The new law bans the manufacture of personal care products containing microbeads by the end of 2017 in the state, and the sale of those products by the end of 2018. Over-the-counter drug manufacturers must phase out manufacturing with microbeads by the end of 2018 and the sale of OTC products by the end of 2019.
 
"Banning microbeads will help ensure clean waters across Illinois and set an example for our nation to follow," Quinn said in a press release. "Lake Michigan and the many rivers and lakes across our state are among our most important natural resources. We must do everything necessary to safeguard them."
 
California, Minnesota, New York and Ohio have similar legislation in the works, but the cosmetics industry is already taking on the microbead problem, with many large companies aiming to remove the plastic from their products before the new laws would kick in.
 
5 Gyres quietly approached Unilever at the end of 2012 and popular retail chain The Body Shop in early 2013, urging the companies to disavow PE microbeads after the environmental group’s study of the Great Lakes in 2012 found 600,000 microbeads per square kilometer (0.39 square mile) in two different Lake Erie water samples.
 
Unilever has pledged to remove microbeads from its products as of Jan. 1, 2015, as has The Body Shop.
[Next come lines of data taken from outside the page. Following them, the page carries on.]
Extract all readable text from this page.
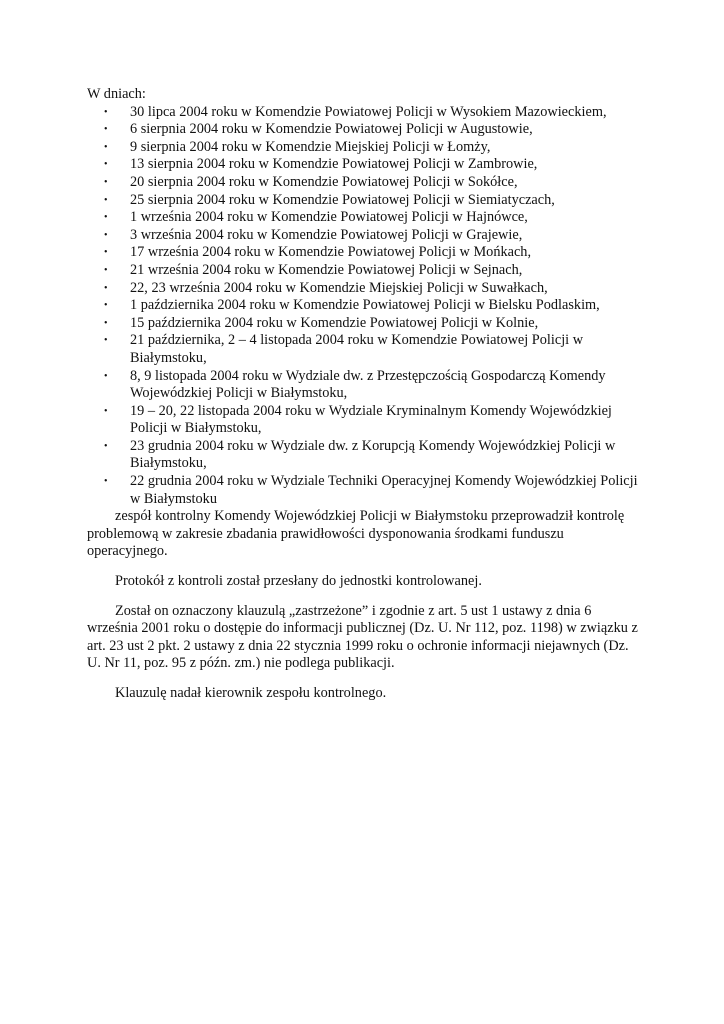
W dniach:

• 30 lipca 2004 roku w Komendzie Powiatowej Policji w Wysokiem Mazowieckiem,
• 6 sierpnia 2004 roku w Komendzie Powiatowej Policji w Augustowie,
• 9 sierpnia 2004 roku w Komendzie Miejskiej Policji w Łomży,
• 13 sierpnia 2004 roku w Komendzie Powiatowej Policji w Zambrowie,
• 20 sierpnia 2004 roku w Komendzie Powiatowej Policji w Sokółce,
• 25 sierpnia 2004 roku w Komendzie Powiatowej Policji w Siemiatyczach,
• 1 września 2004 roku w Komendzie Powiatowej Policji w Hajnówce,
• 3 września 2004 roku w Komendzie Powiatowej Policji w Grajewie,
• 17 września 2004 roku w Komendzie Powiatowej Policji w Mońkach,
• 21 września 2004 roku w Komendzie Powiatowej Policji w Sejnach,
• 22, 23 września 2004 roku w Komendzie Miejskiej Policji w Suwałkach,
• 1 października 2004 roku w Komendzie Powiatowej Policji w Bielsku Podlaskim,
• 15 października 2004 roku w Komendzie Powiatowej Policji w Kolnie,
• 21 października, 2 – 4 listopada 2004 roku w Komendzie Powiatowej Policji w Białymstoku,
• 8, 9 listopada 2004 roku w Wydziale dw. z Przestępczością Gospodarczą Komendy Wojewódzkiej Policji w Białymstoku,
• 19 – 20, 22 listopada 2004 roku w Wydziale Kryminalnym Komendy Wojewódzkiej Policji w Białymstoku,
• 23 grudnia 2004 roku w Wydziale dw. z Korupcją Komendy Wojewódzkiej Policji w Białymstoku,
• 22 grudnia 2004 roku w Wydziale Techniki Operacyjnej Komendy Wojewódzkiej Policji w Białymstoku

zespół kontrolny Komendy Wojewódzkiej Policji w Białymstoku przeprowadził kontrolę problemową w zakresie zbadania prawidłowości dysponowania środkami funduszu operacyjnego.

Protokół z kontroli został przesłany do jednostki kontrolowanej.

Został on oznaczony klauzulą „zastrzeżone” i zgodnie z art. 5 ust 1 ustawy z dnia 6 września 2001 roku o dostępie do informacji publicznej (Dz. U. Nr 112, poz. 1198) w związku z art. 23 ust 2 pkt. 2 ustawy z dnia 22 stycznia 1999 roku o ochronie informacji niejawnych (Dz. U. Nr 11, poz. 95 z późn. zm.) nie podlega publikacji.

Klauzulę nadał kierownik zespołu kontrolnego.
Johnson & Johnson plans to be free of microbeads by the end of 2015 and Proctor & Gamble expects its PE phaseout to take until 2017.
 
Microbeads have only become popular in the cosmetics market in the last decade, as a gentle exfoliating alternative to items such as ground walnut shells, which can have sharp edges that tear sensitive skin or pose an allergy risk to some consumers. But existing water treatment facilities are not designed to capture such small pieces of debris and the 0.3 millimeter microbeads literally slip through the cracks and into the watershed.